Wednesday, July 14th, 2010

In state associated with people who know and understand persecution, the release by an “anonymous” group of a list of people it claims are illegally in the United States was distrubing. The list is intended to cause panic and concern. The Governor of Utah has correctly already started an investigation into how such a list was compiled and who published this list, given the sensitive and apparently incorrect information it contained, and the damage such information can do to person and their children. But, there is a larger issue here just privacy and security concerns.
It is good that the list was published. Don’t get me wrong. It is not good for the people and their families on the list. It is not good for image of the state of Utah. But, rather, it is good that this list is out there, because it shows the inflammatory nature of the debate on immigration enforcement and reform. Sometimes the truth is sacrificed when points are made about immigration, and that is certainly the case here. It is also good in that is shows the politicians who support anti-immigration legislation the societal consequences of their speeches. Surely they must have realized that this and much worse things were coming? Next time, it might not be just a list. What if someone uses that list to “get” a person on it? We know some of the people are the list are permanent residents and citizens. Will anyone speak for them when harm is done to them?
How could it come to this, in Utah of all places? Let me will tell you how– The mistaken perception that there is no immigration enforcement today, and the public’s desire that the issue of immigration be addressed by a reluctant Congress. It is not an issue of Americans not embracing immigrants. We frequently hear the mantra that we love “legal” immigrants. The bigger problem is that “legal” immigration has become a bureaucratic nightmare bogged down in 20th century laws and not reflective of either our society or an economy of 2010. Yet Congress continues to drag its feet in reforming immigration system. President Obama has broken his promise to Hispanics to push immigration reform. Congress is scared to death to vote on immigration on this mistaken belief that they will lose elections if they support a workable immigration system. Bill O’Rielly understands that the need to reform our system and move forward with workable solution. But vilifying helpless children is not a solution. It is an attack. Unjustified, and unnecessary.
A bigger concern for Utah has to be the fallout and consequences of “The List” and prospective state legislation on immigration. If Utah politicians ignore not only the political consequences, but their own heritage in moving forward toward passing an Arizona style “show me your papers” type of law, Utah will become, like Arizona, an economic pariah. Utah will be faced with declining foreign and domestic investment as the result of efforts to isolate those states that pursue legislation that serves no legitimate law enforcement, drives immigrants further into the shadows and away from the police, and deepens the divide in the United States over what is good for the future of America.

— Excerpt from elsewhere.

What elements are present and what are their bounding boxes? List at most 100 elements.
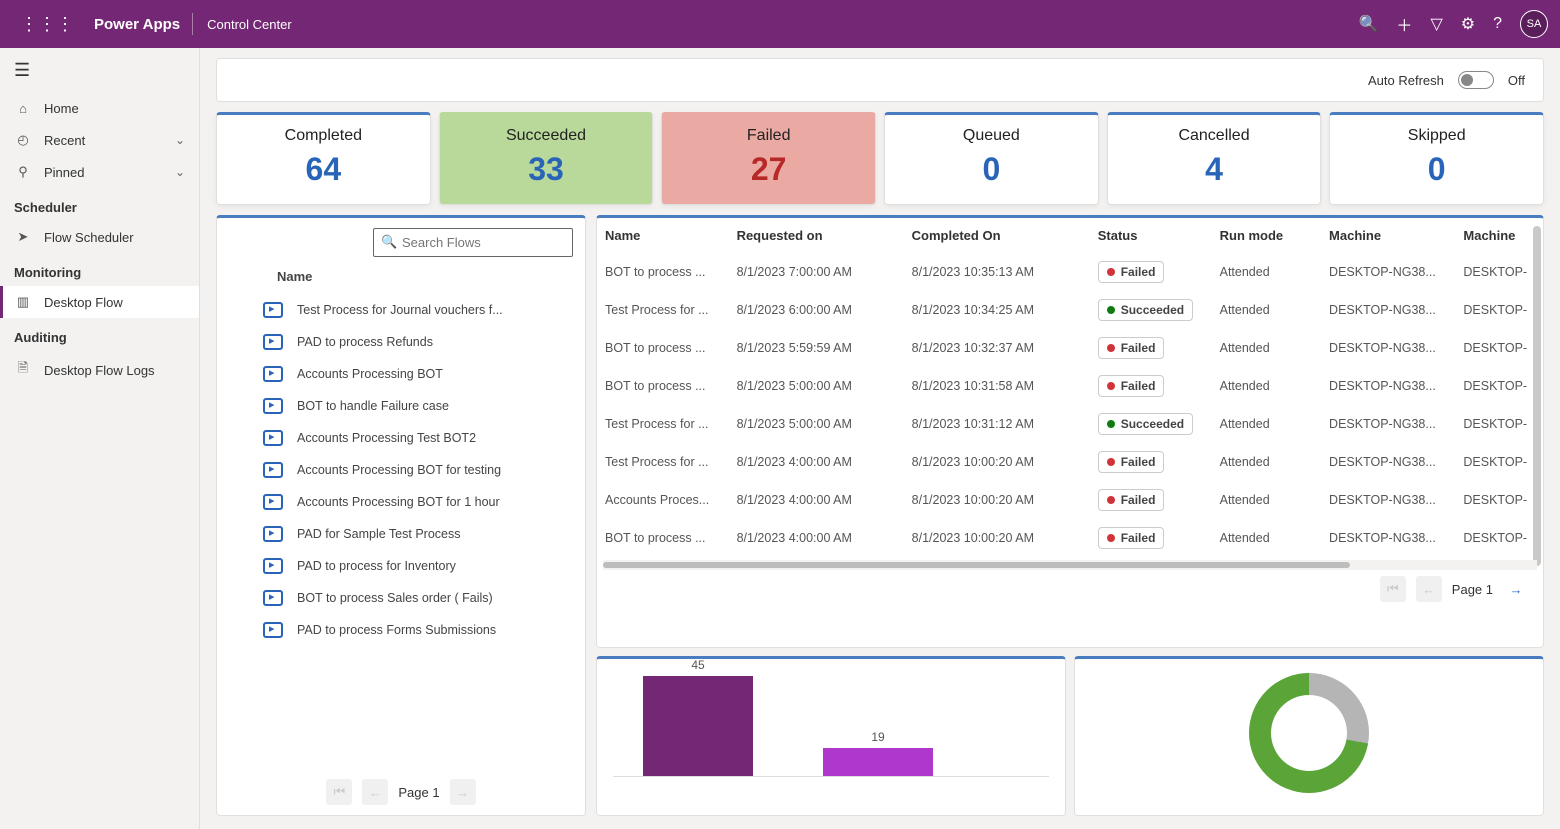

Fifty different state laws on immigration policy is not a way to effectively run a country.
If only Utah would lead out on positive immigration reform, the story would be dramatically different and systemically better. I pray that will happen. I fear it will not, because as the founding fathers of Utah learned as the victims of such laws, it is easier to vilify, and spurn, rather than to understand and move forward together toward a postive solution.